Adobe’s Mac libraries, like Microsoft’s, are written in Carbon. Carbon’s end is near: it won’t be going 64-bit, and new APIs are Cocoa- and ObjC-only. If your application is huge and written in Carbon, you’re looking at a tremendous investment to move it forward on the OS X platform; if your code base is also cross-platform, you may even need to evaluate how cost-effective it would be to separate your code bases entirely.

Which brings us to the final point…

Timing. Apple surely hasn’t forgotten that its move to the Intel platform was hampered by Adobe’s long-delayed port of Photoshop and the rest of the Creative Suite. Apple’s move to Leopard is unlikely to fare much better. Leopard represents a new opportunity for Apple to out-innovate and out-deliver its competitors, but Adobe won’t be able to keep pace.

Meanwhile, Adobe has been pushing the Photoshop brand while slowing technical innovation, which it has been able to afford this because Photoshop hasn’t had a credible competitor.

Photoshop is a great product. It needs a great competitor.

And who better than Apple, with a new OS, powerful core libraries, and seasoned expertise at building large professional applications?

8 Responses to “Where’s Apple’s killer image app?”

  1. Tom Barta

    I agree 100%; I’ve been making this argument for years. It always irritated me 1) how much effect Adobe’s lackadaisical efforts had on Apple 2) How much they kow-tow to the Windows crowd, who shouldn’t be trying to do serious image work in Windows to begin with.

    Apple should write a Reader/Distiller killer, too. Preview is already better than half-way there.

  2. Leo

    Yet ANOTHER photo application. That’s original.

    Oh, I have another, what about another text editor? You know, we don’t have enough of those either.

  3. Jake A. Smith

    Leo, who said anything about a photo app? Sure, photoshop is great for photos, but it’s used for so much more! I think Apple could pull off an amazing imaging app, but i think such an app is at least a year or two off.

  4. Sebhelyesfarku

    Btw, Apple bought its “killer” apps, like iTunes, Coverflow, Logic, Motion, Final Cut etc.

  5. James Katt

    Apple can easily buy Adobe.
    Apple can then ditch the Windows versions and keep the Mac versions.
    Then Photoshop will update much more quickly with a Mac centric version.

  6. PECourtejoie

    Photoshop engineers first jumped to OS X, had to recode everything, used to code in codewarrior, rewrite everything to work with Xcode, that was not very mature at the time, and now will need to recode everything in Cocoa… If that is not commitment to a platform, I wonder what would it be.

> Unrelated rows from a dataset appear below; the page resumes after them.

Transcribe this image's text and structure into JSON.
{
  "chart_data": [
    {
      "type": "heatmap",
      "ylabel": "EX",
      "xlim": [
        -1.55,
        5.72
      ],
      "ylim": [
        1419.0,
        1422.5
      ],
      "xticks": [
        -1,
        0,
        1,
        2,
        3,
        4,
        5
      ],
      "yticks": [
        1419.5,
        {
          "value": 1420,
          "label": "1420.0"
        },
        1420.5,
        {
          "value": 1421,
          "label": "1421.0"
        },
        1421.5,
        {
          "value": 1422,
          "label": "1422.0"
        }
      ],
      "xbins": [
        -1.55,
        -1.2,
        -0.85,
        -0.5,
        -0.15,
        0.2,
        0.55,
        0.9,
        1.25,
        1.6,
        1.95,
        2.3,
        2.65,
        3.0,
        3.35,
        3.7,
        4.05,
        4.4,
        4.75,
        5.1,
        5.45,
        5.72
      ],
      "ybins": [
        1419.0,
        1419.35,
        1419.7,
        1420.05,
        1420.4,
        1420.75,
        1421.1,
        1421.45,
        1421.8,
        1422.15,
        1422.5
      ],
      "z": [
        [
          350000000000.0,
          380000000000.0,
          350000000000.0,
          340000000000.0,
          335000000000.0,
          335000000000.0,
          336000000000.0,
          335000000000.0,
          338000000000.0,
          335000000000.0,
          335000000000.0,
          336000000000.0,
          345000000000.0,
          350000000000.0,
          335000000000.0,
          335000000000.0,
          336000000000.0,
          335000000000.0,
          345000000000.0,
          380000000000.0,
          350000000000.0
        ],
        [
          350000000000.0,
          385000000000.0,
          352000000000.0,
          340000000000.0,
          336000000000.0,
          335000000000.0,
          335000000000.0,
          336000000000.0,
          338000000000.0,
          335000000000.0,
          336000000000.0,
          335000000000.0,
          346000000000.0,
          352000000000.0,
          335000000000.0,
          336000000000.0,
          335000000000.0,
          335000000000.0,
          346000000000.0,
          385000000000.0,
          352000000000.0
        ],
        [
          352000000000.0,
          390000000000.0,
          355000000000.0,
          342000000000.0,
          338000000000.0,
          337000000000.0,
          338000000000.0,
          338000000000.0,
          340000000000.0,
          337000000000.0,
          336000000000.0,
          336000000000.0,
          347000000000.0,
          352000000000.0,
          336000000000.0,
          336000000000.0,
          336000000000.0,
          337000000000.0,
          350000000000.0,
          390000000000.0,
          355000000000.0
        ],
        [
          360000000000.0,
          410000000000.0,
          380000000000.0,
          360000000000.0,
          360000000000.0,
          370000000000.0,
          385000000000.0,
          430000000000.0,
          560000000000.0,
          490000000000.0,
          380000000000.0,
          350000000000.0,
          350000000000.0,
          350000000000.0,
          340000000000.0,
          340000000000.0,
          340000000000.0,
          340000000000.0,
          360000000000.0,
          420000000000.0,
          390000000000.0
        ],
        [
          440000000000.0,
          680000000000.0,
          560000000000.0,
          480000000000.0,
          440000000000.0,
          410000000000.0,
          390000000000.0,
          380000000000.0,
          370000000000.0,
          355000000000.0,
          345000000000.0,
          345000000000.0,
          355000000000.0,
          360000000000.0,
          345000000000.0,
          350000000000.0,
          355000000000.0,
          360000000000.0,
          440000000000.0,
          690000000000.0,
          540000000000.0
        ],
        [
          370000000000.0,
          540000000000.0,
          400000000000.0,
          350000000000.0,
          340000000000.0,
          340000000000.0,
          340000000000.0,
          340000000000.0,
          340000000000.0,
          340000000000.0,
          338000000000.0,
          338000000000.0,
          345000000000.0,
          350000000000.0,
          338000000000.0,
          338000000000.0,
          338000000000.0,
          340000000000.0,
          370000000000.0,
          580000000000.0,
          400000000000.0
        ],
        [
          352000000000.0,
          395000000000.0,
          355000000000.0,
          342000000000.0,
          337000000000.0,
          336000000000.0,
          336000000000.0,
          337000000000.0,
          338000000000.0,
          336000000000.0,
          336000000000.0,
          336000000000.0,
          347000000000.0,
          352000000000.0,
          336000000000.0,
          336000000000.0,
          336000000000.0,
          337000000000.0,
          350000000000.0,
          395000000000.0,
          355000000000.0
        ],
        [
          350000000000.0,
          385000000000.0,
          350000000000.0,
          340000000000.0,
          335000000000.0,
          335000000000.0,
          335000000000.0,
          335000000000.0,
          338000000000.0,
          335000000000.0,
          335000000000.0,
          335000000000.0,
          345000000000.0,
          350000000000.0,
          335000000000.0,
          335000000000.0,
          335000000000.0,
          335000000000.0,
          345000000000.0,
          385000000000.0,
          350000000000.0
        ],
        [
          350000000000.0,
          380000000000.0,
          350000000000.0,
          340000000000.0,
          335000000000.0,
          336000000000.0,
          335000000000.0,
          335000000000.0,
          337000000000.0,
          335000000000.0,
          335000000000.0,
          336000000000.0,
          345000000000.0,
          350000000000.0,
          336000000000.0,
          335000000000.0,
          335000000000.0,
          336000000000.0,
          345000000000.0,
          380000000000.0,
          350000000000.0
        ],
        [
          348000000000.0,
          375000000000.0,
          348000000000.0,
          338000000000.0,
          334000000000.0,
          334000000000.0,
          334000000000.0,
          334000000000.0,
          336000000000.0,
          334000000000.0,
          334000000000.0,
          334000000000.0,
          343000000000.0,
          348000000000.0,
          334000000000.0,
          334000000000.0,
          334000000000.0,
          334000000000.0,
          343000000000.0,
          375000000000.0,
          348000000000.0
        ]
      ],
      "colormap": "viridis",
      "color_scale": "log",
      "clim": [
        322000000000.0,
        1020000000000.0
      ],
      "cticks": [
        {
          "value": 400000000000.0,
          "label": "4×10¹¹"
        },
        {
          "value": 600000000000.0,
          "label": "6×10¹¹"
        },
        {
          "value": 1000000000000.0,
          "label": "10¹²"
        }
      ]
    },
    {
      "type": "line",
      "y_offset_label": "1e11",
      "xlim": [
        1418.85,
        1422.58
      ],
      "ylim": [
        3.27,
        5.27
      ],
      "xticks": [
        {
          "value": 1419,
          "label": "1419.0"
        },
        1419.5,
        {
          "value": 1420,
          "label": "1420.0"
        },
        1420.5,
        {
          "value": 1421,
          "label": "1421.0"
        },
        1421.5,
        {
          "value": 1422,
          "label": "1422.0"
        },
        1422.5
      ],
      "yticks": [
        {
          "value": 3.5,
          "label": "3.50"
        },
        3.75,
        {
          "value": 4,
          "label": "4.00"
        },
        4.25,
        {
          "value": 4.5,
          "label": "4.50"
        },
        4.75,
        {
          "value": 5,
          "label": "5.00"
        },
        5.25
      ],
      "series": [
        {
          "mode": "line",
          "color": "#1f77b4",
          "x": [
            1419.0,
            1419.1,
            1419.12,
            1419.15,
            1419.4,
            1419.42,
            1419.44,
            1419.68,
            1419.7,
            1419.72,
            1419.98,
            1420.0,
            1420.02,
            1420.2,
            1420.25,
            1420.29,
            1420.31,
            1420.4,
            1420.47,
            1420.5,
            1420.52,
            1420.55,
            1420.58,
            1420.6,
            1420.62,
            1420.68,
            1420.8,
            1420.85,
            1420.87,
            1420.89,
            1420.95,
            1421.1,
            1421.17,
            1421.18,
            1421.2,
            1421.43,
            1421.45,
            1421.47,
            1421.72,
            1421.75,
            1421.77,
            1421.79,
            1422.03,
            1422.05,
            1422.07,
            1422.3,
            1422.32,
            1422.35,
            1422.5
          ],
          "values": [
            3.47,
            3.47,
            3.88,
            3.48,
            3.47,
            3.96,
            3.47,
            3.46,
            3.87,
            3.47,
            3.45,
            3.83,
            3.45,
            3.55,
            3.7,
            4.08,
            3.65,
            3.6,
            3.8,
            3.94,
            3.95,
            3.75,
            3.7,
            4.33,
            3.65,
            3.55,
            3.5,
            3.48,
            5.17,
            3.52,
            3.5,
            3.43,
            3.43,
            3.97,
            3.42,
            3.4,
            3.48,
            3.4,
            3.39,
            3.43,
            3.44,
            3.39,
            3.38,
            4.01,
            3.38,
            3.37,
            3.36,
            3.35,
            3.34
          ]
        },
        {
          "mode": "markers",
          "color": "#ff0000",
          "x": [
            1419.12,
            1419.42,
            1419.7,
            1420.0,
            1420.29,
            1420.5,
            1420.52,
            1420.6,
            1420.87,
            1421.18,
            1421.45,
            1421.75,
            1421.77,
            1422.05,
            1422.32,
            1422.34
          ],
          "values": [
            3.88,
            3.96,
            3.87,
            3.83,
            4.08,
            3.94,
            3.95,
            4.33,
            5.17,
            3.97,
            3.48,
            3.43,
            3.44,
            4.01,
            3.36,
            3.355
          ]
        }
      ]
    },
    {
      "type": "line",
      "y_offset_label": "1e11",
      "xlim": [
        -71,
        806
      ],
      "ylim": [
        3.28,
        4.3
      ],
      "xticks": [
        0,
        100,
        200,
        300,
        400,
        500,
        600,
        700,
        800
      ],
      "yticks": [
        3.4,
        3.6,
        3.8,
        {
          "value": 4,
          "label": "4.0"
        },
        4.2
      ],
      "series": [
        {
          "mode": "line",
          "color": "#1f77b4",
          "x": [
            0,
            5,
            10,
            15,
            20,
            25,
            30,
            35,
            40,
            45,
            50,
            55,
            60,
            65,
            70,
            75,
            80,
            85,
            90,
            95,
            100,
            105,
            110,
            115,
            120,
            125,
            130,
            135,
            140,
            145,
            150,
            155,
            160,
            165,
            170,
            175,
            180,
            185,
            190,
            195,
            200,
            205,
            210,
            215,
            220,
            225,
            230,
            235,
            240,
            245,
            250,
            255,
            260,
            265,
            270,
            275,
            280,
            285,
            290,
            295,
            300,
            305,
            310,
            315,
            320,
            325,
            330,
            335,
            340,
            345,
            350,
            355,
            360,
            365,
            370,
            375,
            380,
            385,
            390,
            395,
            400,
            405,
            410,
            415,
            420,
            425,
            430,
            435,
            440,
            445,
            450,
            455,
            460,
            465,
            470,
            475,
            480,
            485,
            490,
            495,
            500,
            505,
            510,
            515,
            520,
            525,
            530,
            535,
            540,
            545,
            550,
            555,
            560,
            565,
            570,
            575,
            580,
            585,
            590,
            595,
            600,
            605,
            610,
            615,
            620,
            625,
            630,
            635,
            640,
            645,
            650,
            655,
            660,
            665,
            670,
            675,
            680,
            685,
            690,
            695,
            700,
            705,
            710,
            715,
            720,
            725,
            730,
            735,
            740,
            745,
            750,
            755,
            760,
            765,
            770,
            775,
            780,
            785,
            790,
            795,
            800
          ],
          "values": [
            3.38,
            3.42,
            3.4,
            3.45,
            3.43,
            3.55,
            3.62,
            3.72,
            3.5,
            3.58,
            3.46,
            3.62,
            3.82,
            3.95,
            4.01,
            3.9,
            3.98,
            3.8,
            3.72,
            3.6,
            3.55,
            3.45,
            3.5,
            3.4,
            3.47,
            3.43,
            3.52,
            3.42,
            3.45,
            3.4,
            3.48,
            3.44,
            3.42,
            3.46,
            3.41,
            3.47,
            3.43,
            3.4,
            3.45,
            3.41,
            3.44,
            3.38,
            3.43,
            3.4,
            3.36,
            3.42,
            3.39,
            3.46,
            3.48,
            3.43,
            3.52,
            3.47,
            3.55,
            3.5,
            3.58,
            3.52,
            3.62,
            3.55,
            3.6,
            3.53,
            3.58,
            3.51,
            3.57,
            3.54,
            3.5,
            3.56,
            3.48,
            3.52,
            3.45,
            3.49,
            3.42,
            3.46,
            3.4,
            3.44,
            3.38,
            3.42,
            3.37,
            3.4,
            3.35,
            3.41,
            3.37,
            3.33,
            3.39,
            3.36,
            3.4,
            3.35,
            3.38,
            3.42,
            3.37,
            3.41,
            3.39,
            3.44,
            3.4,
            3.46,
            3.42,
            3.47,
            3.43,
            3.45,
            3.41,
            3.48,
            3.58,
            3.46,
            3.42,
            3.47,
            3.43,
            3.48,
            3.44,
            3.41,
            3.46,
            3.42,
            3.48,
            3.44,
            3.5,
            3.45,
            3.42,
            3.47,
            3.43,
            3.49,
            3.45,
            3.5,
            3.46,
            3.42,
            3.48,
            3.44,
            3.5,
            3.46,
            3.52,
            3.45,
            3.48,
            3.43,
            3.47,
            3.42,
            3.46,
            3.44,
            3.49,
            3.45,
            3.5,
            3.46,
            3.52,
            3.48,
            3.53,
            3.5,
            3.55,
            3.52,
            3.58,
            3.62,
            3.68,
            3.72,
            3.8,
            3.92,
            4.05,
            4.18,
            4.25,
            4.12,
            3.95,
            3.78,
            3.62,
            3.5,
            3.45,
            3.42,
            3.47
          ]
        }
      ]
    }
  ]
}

    James, it seems that you do not use Aperture, nor a camera that can produce raw files… Compare that to the Lightroom/Camera Raw updates.

  7. KIMP

    Great site! Just discovered it…

    For years I’ve been saying this to fellow worker. I’ve been working in the graphic design industry since 1996. Seriously, with the technology and especially the way Adobe “behave” with their Apple products… Apple should simply do it.

    Yeah Apple did buy almost ALL of their killer apps; iTunes, Coverflow, Logic, Motion, Final Cut etc. But buying Adobe is another thing. Apple has $15.4 billion in cash the company has accumulated—$5 billion in the past year (according to Fortune). Abode is worth $25 billion so…

    But as the past as shown, Apple would probably buy a smaller software/company that has a bright future.

    One image processing software that really impressed is Pixelmator. Its still in its infancy but its use of the Core features of the Mac OSX is very surprising. Sure it needs to mature a lot and add some very important and professional features, but thats actually something the Apple guys could deliver!

  8. Egill

    Totally agree!

    But just wondering, from whom did Apple buy their cool apps, like Sebhelyesfarku and KIMP said?